“Outside my window, I can hear the radio.
And I know that motor wagon’s getting ready to fly…
Cause it’s almost Saturday night.”
John Fogerty emerged from the 1960’s as one of the most engaging rock n’ roll writers in music. His songs with Creedence Clearwater Revival were timeless in both lyrical content and sound. It would be difficult to decide if they were written in 1870 or 1970, similar to The Band’s scope of musical experience. Over the course of seven albums with CCR, John Fogerty sang, wrote, played guitar on, arranged and produced a majority of their material. By the time “Mardi Gras” was released on longtime record label Fantasy Records in 1972, the other band members had insisted on writing and singing their own songs as well. This did not bode well for the band’s fortunes, as “Mardi Gras” was a flop and the band called it quits that same year.
Fogerty embarked on what seemed to be a promising solo career in 1973 with the album “The Blue Ridge Rangers”, a collection of traditional songs. Fogerty’s name appeared nowhere on the album and although it is hailed as a classic today, it was not a commercial success. His new label Asylum Records released his first “official” solo effort in 1975, the eponymous “John Fogerty”. The album featured the hit ‘Rockin’ All Over the World’, a song many use as the example as to how much Creedence Clearwater Revival was dominated by John Fogerty. The album was full of would be singles, including ‘Almost Saturday Night’, a pop song with country leanings. Incendiary guitar work backed a tremendous chorus that echoed the narrator’s teenage memories. It was revived to great effect in the late 1990’s on the live album “Premonition” on Reprise Records.
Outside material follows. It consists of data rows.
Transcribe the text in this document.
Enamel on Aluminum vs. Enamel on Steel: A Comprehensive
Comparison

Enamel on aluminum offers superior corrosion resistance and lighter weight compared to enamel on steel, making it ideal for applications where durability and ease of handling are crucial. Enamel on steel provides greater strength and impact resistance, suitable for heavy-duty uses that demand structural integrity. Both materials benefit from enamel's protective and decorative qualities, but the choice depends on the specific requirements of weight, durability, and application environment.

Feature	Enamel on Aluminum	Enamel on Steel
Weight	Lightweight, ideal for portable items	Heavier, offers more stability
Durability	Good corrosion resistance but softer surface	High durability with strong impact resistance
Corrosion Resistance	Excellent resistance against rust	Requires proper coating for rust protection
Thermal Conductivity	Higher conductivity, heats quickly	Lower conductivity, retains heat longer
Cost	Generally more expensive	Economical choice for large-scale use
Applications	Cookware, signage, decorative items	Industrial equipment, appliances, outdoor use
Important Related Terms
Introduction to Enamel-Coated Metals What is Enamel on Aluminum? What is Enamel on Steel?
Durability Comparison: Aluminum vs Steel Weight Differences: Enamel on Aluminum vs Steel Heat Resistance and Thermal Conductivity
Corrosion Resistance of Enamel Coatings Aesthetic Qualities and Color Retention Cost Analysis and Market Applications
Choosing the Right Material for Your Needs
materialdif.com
Fogerty took an extended break from music after his inaugural solo effort. He recorded a 1976 album that Fogerty himself deemed unsuitable and he destroyed the master tapes. Legal battles with his former band mates and manager sidelined any activity until his next album, 1985’s hit “Centerfield”. His legal troubles continued as his former record label unsuccessfully sued him for plagiarizing himself on the hit “The Old Man Down the Road”. Due to a royalties dispute, Fogerty didn’t play his own Creedence classics for decades. A 1986 follow up album, “Eye of the Zombie”, was released and Fogerty again retreated from public life for over a decade.
To say that we have been deprived of Fogerty’s voice for a majority of his career is an understatement. In 1997, Fogerty began a career renaissance that saw the release of many critically acclaimed albums and the restoration of his song royalties from his CCR days. His live concerts today contain a mixture of new songs and sixties classics, including ‘Almost Saturday Night’. While his talent remains as vital as ever with new topical songs like ‘Deja Vue (All Over Again)’ and ‘Gunslinger’, it is his unbridled enthusiasm that keeps audiences coming back year after year. It is not to be missed as the man is at his best when reveling in his world of musical bliss.